Categories

Versions

Random Forest Encoder (Operator Toolbox)

Synopsis

This operator applies a Random Forest model on a data set. The difference between this operator and the usual Apply Model operator is that this does not create confidences and predictions but rather the confidence for the positive class for each individual tree in the forest. The result is an ExampleSet with X new attributes (where X = number of trees) called score_X. This can be used as an encoder. One application for this is to build a more sophisticated voting model than the typical voting (average) by training another learner on the results. Another use case is to encode nominal features into numerical ones.
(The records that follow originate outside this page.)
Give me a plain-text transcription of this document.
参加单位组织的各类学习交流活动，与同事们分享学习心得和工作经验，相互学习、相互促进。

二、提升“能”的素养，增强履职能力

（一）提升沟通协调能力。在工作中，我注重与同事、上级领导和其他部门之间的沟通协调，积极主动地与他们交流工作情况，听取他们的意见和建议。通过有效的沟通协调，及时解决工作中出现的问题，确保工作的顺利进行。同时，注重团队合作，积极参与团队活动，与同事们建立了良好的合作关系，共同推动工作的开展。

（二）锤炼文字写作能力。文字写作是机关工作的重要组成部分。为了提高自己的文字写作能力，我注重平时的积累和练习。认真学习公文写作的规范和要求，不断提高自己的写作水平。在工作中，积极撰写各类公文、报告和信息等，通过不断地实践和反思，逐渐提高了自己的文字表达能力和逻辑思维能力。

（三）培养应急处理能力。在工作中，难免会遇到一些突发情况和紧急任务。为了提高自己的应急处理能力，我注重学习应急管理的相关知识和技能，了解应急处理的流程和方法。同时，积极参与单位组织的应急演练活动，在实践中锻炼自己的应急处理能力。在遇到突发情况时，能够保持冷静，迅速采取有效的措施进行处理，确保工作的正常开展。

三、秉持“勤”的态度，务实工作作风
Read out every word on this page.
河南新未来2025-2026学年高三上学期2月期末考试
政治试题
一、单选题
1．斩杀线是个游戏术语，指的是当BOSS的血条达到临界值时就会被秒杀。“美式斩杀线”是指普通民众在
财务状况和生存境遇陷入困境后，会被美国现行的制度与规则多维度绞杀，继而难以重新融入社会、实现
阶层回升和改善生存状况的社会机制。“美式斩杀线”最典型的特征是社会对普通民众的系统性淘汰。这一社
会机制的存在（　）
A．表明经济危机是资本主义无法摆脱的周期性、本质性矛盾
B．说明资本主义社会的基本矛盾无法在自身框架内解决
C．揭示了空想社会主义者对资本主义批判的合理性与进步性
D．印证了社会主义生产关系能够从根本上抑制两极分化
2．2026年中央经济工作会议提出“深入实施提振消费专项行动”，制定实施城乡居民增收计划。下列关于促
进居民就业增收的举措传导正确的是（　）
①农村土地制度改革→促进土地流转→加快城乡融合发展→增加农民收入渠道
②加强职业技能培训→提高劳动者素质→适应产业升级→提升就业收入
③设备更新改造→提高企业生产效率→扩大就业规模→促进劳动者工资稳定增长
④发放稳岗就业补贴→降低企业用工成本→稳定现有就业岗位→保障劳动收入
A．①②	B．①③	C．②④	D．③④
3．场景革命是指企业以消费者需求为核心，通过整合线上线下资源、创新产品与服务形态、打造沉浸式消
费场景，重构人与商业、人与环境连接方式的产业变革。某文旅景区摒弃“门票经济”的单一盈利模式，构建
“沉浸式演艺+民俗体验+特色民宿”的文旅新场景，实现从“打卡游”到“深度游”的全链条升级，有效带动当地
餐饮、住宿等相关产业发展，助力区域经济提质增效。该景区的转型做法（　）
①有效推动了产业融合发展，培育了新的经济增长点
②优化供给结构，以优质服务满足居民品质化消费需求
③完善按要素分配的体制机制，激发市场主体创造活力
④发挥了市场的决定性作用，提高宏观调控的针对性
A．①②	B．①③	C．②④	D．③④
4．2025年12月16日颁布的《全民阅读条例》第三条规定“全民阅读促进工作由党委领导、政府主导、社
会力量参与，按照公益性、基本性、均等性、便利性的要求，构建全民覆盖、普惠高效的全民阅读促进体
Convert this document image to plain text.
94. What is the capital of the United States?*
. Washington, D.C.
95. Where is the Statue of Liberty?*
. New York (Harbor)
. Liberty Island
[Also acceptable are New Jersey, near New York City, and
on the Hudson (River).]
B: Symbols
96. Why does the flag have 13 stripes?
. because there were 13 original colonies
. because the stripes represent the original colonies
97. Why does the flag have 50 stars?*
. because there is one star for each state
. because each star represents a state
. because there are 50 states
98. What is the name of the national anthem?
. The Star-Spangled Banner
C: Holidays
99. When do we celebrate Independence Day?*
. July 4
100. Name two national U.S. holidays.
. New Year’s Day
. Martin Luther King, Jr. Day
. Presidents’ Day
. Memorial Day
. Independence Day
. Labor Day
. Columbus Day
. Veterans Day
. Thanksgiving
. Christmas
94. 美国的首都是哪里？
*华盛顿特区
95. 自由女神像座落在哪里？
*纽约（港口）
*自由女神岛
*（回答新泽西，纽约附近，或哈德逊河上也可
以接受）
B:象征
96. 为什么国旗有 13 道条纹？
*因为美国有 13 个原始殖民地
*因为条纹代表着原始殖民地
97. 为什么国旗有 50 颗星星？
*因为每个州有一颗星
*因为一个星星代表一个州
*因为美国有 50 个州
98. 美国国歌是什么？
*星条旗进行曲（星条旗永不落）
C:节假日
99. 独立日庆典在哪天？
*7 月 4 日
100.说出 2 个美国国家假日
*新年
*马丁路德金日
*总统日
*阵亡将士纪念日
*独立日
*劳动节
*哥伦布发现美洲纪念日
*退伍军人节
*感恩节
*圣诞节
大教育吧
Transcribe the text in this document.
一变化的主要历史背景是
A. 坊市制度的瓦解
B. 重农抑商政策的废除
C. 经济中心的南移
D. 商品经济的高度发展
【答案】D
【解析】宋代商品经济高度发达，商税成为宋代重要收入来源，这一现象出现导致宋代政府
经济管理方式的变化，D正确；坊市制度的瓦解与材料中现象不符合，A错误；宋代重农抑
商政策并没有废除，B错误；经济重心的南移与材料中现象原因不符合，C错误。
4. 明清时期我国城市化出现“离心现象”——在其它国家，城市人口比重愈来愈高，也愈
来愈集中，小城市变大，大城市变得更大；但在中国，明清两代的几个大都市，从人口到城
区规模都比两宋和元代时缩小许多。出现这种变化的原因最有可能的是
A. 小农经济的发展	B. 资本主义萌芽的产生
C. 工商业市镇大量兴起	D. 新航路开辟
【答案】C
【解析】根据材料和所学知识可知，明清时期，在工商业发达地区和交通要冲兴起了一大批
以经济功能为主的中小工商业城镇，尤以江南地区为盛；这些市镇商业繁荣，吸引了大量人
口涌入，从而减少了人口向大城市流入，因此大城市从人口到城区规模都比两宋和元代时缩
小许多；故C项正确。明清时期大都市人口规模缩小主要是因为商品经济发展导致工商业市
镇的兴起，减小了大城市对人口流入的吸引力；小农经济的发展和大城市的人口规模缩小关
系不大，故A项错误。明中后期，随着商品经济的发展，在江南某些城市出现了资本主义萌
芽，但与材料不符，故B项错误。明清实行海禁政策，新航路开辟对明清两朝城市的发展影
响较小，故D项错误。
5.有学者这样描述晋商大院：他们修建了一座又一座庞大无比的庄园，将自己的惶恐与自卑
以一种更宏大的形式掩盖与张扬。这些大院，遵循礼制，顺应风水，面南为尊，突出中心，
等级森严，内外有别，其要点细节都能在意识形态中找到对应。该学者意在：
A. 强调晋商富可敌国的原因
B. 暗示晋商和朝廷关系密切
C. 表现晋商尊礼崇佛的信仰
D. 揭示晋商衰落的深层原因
This operator also provides a preprocessing model. This preprocessing model can be grouped with any subsequent model to be applied after another.

Input

  • exa (Data Table)

    Input ExampleSet which should be encoded.

  • mod (Random Forest Model)

    Random Forest model which is used for encoding.

Output

  • exa (Data Table)

    The ExampleSet with the result of the application.

  • mod

    The passed through Random Forest model.

  • pre

    A preprocessing model which can be used to apply the same transformation to another data set. This can also be used with the Group Models operator.

Parameters

  • remove_original_attributes If checked all original attributes are removed from the resulting ExampleSet and only the encoding attributes are kept. Range:

Tutorial Processes

Encode Sonar

In this process we read the sonar data set and encode it with a Random Forest with 10 trees. The result is a new ExampleSet containing 10 scores but not the individual attributes anymore.

Encode Golf and use Logistic Regression

In this process we read the Golf data set and create a cross-validated classification model on it. We encode our data with a Random Forest and use a Logistic Regression on the encoded results. The models are grouped together using the preprocessing model provided by the Random Forest Encoder.